PERLA ESCONDIDA EN LA CARTA Nº 220

Carta nº 220    Octubre 1901
“Dios es Padre de misericordia”

            Y si Dios es Padre de misericordia, nosotros tenemos que ser hijos de misericordia y hermanos de misericordia. No hay otra. Tenemos que ser gente de misericordia. Y cuando  escribo esto no puedo dejar de preguntarme: y esto ¿cómo se hace?

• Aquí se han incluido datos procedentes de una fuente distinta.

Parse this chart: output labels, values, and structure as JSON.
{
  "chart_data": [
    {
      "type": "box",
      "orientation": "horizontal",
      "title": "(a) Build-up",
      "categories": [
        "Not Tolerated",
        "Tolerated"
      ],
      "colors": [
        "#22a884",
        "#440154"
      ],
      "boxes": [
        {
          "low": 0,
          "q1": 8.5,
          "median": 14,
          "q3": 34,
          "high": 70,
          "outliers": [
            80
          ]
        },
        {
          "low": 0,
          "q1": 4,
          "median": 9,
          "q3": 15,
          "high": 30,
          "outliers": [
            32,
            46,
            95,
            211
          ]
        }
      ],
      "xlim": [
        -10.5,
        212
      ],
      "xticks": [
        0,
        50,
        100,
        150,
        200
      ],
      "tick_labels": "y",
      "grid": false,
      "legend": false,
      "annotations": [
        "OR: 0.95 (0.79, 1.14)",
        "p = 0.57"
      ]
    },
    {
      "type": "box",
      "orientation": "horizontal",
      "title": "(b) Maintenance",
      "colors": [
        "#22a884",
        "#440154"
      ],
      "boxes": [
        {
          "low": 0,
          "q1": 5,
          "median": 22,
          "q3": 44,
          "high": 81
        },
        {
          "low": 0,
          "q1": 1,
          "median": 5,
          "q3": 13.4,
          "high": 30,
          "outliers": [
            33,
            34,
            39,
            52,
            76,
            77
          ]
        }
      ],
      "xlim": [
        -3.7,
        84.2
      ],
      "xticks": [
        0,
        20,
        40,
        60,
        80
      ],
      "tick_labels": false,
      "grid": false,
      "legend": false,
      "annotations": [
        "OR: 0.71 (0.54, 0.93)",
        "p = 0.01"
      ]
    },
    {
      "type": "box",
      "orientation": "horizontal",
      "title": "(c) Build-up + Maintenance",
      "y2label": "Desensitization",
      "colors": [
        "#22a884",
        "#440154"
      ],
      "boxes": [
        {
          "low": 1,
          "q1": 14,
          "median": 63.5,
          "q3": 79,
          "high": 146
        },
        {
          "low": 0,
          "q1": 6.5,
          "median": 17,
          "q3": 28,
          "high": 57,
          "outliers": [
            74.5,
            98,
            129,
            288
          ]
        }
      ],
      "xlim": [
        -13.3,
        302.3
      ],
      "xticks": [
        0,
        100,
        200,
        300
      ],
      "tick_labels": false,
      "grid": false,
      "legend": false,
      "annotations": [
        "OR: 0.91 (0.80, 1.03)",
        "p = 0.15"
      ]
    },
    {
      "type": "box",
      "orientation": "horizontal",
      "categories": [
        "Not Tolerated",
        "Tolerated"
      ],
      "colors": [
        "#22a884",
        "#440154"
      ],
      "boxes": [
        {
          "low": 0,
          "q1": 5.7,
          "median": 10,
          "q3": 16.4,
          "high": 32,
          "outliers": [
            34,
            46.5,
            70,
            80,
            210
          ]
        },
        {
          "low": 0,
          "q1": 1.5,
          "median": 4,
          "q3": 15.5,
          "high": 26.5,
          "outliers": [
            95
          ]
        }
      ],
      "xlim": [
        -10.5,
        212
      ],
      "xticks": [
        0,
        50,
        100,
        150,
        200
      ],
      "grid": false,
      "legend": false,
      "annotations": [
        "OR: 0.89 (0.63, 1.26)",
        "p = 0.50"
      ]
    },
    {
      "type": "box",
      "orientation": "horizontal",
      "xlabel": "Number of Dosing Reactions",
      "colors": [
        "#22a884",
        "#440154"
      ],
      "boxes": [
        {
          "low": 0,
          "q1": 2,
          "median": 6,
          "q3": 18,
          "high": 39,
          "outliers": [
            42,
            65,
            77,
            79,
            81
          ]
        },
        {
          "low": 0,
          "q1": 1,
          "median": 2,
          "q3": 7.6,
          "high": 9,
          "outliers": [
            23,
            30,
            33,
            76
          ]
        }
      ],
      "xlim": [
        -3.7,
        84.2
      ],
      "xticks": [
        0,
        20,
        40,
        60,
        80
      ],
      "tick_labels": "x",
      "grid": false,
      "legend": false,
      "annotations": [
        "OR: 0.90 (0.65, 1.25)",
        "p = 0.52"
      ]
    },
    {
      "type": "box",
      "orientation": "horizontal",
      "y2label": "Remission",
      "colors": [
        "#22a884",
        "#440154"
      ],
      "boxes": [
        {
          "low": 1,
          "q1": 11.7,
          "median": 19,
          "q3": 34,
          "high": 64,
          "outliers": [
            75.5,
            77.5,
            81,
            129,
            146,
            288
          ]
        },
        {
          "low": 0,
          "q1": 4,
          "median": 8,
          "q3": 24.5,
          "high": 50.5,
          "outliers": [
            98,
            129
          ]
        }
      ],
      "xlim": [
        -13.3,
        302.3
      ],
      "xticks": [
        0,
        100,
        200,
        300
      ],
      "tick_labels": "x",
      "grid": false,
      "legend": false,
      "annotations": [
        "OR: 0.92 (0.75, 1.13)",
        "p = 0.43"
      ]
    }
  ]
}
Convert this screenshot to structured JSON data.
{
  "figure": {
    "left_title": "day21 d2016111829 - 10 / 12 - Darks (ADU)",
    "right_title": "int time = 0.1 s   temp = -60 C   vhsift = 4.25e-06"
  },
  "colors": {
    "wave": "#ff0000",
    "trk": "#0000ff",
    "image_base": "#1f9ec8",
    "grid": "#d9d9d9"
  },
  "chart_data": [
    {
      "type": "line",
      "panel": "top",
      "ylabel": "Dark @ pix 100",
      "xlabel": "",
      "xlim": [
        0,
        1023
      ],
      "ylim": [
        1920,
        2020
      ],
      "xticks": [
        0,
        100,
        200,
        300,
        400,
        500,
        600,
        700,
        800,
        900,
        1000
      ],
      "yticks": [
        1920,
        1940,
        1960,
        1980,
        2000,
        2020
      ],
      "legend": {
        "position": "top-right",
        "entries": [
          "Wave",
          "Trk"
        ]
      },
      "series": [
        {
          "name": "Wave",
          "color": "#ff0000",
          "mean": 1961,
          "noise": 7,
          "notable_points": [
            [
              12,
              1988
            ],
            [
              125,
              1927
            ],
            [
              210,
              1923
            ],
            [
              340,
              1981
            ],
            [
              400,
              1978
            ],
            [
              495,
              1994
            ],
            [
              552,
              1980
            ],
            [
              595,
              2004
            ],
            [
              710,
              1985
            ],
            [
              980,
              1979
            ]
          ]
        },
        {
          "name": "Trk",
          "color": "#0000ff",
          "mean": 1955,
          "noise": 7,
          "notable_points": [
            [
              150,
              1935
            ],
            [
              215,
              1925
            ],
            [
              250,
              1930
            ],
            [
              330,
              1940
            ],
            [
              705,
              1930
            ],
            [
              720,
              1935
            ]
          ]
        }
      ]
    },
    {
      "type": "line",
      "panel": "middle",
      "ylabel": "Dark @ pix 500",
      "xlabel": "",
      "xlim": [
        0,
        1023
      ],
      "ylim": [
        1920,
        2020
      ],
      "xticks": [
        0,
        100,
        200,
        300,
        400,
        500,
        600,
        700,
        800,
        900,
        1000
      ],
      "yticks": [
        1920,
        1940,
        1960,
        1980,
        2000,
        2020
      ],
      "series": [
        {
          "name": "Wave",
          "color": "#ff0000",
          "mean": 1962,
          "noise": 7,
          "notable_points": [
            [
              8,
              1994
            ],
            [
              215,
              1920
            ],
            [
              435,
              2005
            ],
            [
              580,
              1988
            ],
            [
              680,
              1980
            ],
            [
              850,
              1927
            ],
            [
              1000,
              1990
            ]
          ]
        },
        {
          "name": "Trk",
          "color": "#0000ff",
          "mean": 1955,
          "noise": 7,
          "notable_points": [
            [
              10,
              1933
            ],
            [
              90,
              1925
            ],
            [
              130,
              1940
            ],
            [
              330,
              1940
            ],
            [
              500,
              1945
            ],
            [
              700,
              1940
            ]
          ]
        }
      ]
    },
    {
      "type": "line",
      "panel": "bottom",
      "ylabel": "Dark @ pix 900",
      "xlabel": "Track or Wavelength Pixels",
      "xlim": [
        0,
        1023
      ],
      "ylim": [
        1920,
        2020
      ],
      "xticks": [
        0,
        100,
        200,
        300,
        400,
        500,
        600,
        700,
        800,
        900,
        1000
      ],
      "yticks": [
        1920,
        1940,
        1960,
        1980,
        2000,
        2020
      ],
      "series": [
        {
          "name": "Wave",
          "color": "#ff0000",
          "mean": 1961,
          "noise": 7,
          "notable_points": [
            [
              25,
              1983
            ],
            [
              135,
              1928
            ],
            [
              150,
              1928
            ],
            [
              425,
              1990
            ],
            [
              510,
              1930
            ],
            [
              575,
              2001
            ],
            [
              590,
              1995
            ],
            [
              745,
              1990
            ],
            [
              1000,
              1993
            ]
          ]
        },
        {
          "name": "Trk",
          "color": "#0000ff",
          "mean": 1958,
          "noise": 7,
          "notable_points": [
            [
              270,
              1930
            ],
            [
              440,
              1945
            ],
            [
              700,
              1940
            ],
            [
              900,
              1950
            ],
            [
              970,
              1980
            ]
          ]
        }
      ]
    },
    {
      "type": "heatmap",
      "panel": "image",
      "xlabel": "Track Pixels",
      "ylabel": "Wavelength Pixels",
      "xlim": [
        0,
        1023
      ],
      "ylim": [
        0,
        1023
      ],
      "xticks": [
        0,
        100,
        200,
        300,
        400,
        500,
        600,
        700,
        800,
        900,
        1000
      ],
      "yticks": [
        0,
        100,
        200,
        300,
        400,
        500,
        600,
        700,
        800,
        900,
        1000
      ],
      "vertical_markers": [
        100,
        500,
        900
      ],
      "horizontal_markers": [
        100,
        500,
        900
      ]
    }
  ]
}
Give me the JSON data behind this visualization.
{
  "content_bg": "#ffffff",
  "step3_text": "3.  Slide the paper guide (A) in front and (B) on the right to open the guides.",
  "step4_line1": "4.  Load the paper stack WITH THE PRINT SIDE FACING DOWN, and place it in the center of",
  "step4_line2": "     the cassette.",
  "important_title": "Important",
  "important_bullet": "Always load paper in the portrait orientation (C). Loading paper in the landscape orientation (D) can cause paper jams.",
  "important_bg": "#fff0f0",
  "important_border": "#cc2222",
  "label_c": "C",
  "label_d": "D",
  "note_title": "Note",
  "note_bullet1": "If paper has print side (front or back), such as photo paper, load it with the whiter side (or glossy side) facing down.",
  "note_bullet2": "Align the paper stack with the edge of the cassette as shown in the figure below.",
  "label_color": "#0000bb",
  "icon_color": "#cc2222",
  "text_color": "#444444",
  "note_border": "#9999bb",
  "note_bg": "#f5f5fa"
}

            No he tenido que buscar mucho. La respuesta la encontré ayer en el evangelio que nos cuenta Mateo allá por el capítulo 5. Amad, haced el bien, rezad. Algo tan sencillo y fácil de entender como eso. Somos testigos de Jesús resucitado sin olvidar que tuvo que pasar por la cruz y que es ese el signo  que nos identifica. Y ese signo es también el que nos reta.

            Somos del +, que es como una cruz pero igual en todos los lados. Somos del  +. Del + para la mejilla, del + para la túnica y del + para acompañar a caminar. Siempre se nos pide un + a los que nos llamamos cristianos. ¿Dónde está mi +? Y este reto es lento, la clave es no cansarnos de intentarlo. Aunque a veces nos pueda dar un poco de vértigo eso de “sed perfectos”, pero no podemos dudar, ese es el camino: superar lo que parece natural y lógico.

            Y si en ese camino desfallecemos… calma, porque nuestro juez, nuestro auditor no tiene ítems para buscar lo complicado, sólo tiene un ítem: el amor.

            Yo confío en ese Padre que de todos cuida muchísimo, en ese Padre que me mira con ojos de misericordia, porque esta palabra habla de corazón, de persona, no de datos fríos que no sirven nada más que para estadísticas.

            Dios es Padre de misericordia, y eso, como dice la M. Cándida, consuela. Y eso ayuda en el camino.